Maggie Conlan is a current second year MsGH student at the Duke Global Health Institute. She recently travelled to Kigali, Rwanda as part of her master's thesis work. While in Kigali she met with the Society for Family Health (SFH) team to finalize plans and coordinate next steps for a collaborative research project in partnership with the Center for Policy Impact in Global Health at Duke and spent time visiting health posts, learning about SFH’s ongoing and upcoming projects, and meeting with nurse entrepreneurs. Her research focuses on patient preferences in healthcare seeking choices and increasing patient utilization of health posts in coordination with SFH.
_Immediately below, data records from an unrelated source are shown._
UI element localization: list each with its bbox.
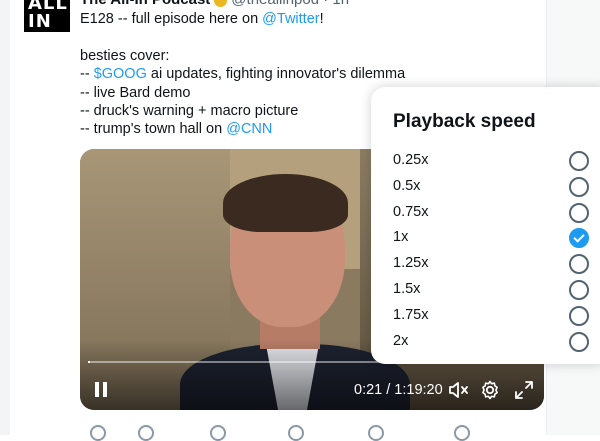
radio-unchecked-icon[interactable] — [569, 280, 589, 300]
radio-unchecked-icon[interactable] — [569, 202, 589, 223]
left-sidebar-edge — [0, 0, 10, 435]
video-subject — [223, 174, 348, 232]
tweet-text: E128 -- full episode here on @Twitter! be… — [80, 10, 405, 139]
pause-icon — [103, 382, 107, 397]
fullscreen-button[interactable] — [512, 378, 536, 402]
avatar-line2: IN — [28, 11, 52, 32]
tweet-action-bar — [80, 425, 480, 441]
radio-unchecked-icon[interactable] — [569, 151, 589, 171]
video-time-display: 0:21 / 1:19:20 — [354, 382, 443, 398]
radio-unchecked-icon[interactable] — [569, 176, 589, 197]
author-name[interactable]: The All-In Podcast — [80, 0, 210, 8]
like-icon[interactable] — [288, 425, 304, 441]
playback-speed-option[interactable]: 1.25x — [371, 251, 600, 277]
fullscreen-icon — [515, 381, 533, 399]
tweet-text-segment: -- — [80, 66, 94, 83]
playback-speed-label: 1x — [393, 229, 409, 246]
playback-speed-label: 1.5x — [393, 281, 421, 297]
playback-speed-option[interactable]: 2x — [371, 329, 600, 355]
author-avatar[interactable]: ALL IN — [24, 0, 70, 32]
tweet-text-segment: besties cover: — [80, 47, 170, 64]
tweet-text-line: -- trump's town hall on @CNN — [80, 120, 405, 138]
playback-speed-menu: Playback speed 0.25x 0.5x 0.75x 1x 1.25x 1.5x… — [371, 87, 600, 364]
tweet-text-line: E128 -- full episode here on @Twitter! — [80, 10, 405, 28]
volume-muted-icon — [449, 382, 468, 398]
tweet-text-segment: E128 -- full episode here on — [80, 11, 263, 27]
tweet-text-segment: ai updates, fighting innovator's dilemma — [146, 66, 406, 83]
mute-button[interactable] — [446, 378, 470, 402]
playback-speed-title: Playback speed — [393, 111, 536, 132]
gear-icon — [482, 380, 498, 400]
tweet-text-line — [80, 28, 405, 46]
radio-checked-icon[interactable] — [569, 228, 589, 249]
tweet-text-segment: -- trump's town hall on — [80, 121, 227, 138]
tweet-text-line: -- druck's warning + macro picture — [80, 102, 405, 120]
tweet-text-segment: -- live Bard demo — [80, 84, 191, 101]
playback-speed-option[interactable]: 1x — [371, 225, 600, 251]
playback-speed-option[interactable]: 0.75x — [371, 200, 600, 226]
tweet-text-segment: ! — [319, 11, 324, 27]
tweet-text-line: -- $GOOG ai updates, fighting innovator'… — [80, 65, 405, 83]
tweet-text-link[interactable]: $GOOG — [94, 66, 147, 82]
playback-speed-option[interactable]: 1.75x — [371, 303, 600, 329]
radio-unchecked-icon[interactable] — [569, 331, 589, 352]
tweet-text-link[interactable]: @Twitter — [262, 11, 319, 27]
share-icon[interactable] — [454, 425, 470, 441]
playback-speed-option[interactable]: 1.5x — [371, 277, 600, 303]
retweet-icon[interactable] — [210, 425, 226, 441]
playback-speed-option[interactable]: 0.25x — [371, 148, 600, 174]
playback-speed-label: 1.25x — [393, 255, 429, 272]
playback-speed-label: 0.75x — [393, 203, 429, 220]
tweet-text-segment: -- druck's warning + macro picture — [80, 102, 299, 119]
settings-button[interactable] — [478, 378, 502, 402]
playback-speed-label: 1.75x — [393, 306, 429, 323]
tweet-text-line: besties cover: — [80, 47, 405, 65]
reply-icon[interactable] — [90, 425, 106, 441]
playback-speed-option[interactable]: 0.5x — [371, 174, 600, 200]
playback-speed-label: 0.5x — [393, 177, 421, 194]
pause-button[interactable] — [94, 382, 108, 398]
tweet-text-link[interactable]: @CNN — [226, 121, 272, 137]
video-progress-fill — [88, 361, 90, 363]
author-handle[interactable]: @theallinpod · 1h — [231, 0, 349, 8]
tweet-text-line: -- live Bard demo — [80, 84, 405, 102]
retweet-icon[interactable] — [138, 425, 154, 441]
pause-icon — [95, 382, 99, 397]
playback-speed-label: 2x — [393, 332, 409, 349]
views-icon[interactable] — [368, 425, 384, 441]
radio-unchecked-icon[interactable] — [569, 305, 589, 326]
verified-badge-icon — [214, 0, 228, 7]
playback-speed-label: 0.25x — [393, 152, 429, 168]
tweet-header: The All-In Podcast @theallinpod · 1h — [80, 0, 349, 8]
radio-unchecked-icon[interactable] — [569, 254, 589, 275]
Eleanor Stevenson, PhD, RN, FAAN is a clinical professor of Nursing at Duke University School of Nursing. Her area of inquiry focuses on the multidimensional psychological stress women who have conceived pregnancies via in-vitro fertilization experience as well as the adaptive behaviors of men with male-factor infertility. She is also engaged in inquiry about how men can increase access to primary care via female-facing care models such as infertility treatment and family planning. At Duke University, she teaches in the DNP, MSN, and ABSN programs and mentors baccalaureate, master’s, and doctoral students who focus their inquiry and practice on fertility issues to advance science and clinical care.

Manasseh G. Wandera is the Executive Director of the Society for Family Health Rwanda (SFH), the largest national non-profit health organization operating in all 30 districts of Rwanda. Since 2012, he has led SFH’s growth in scope, partnerships, and health impact, advancing Universal Health Coverage through primary healthcare, social marketing, behavior change communication, and public health innovations. Under his leadership, SFH has partnered with government, UN agencies, donors, and NGOs to strengthen health systems, build over 300 health posts, support 90 health centers, and train more than 1,000 Community Health Workers—working towards a vision of 1,000 facilities in Rwanda and 100,000 across Africa. Mr. Wandera holds an MBA from Maastricht School of Management and advanced degrees in development studies and public administration. He lives in Kigali with his wife and four children.

This is a hybrid event with both in-person and remote attendance options. Attendance in person is encouraged. Lunch will be available.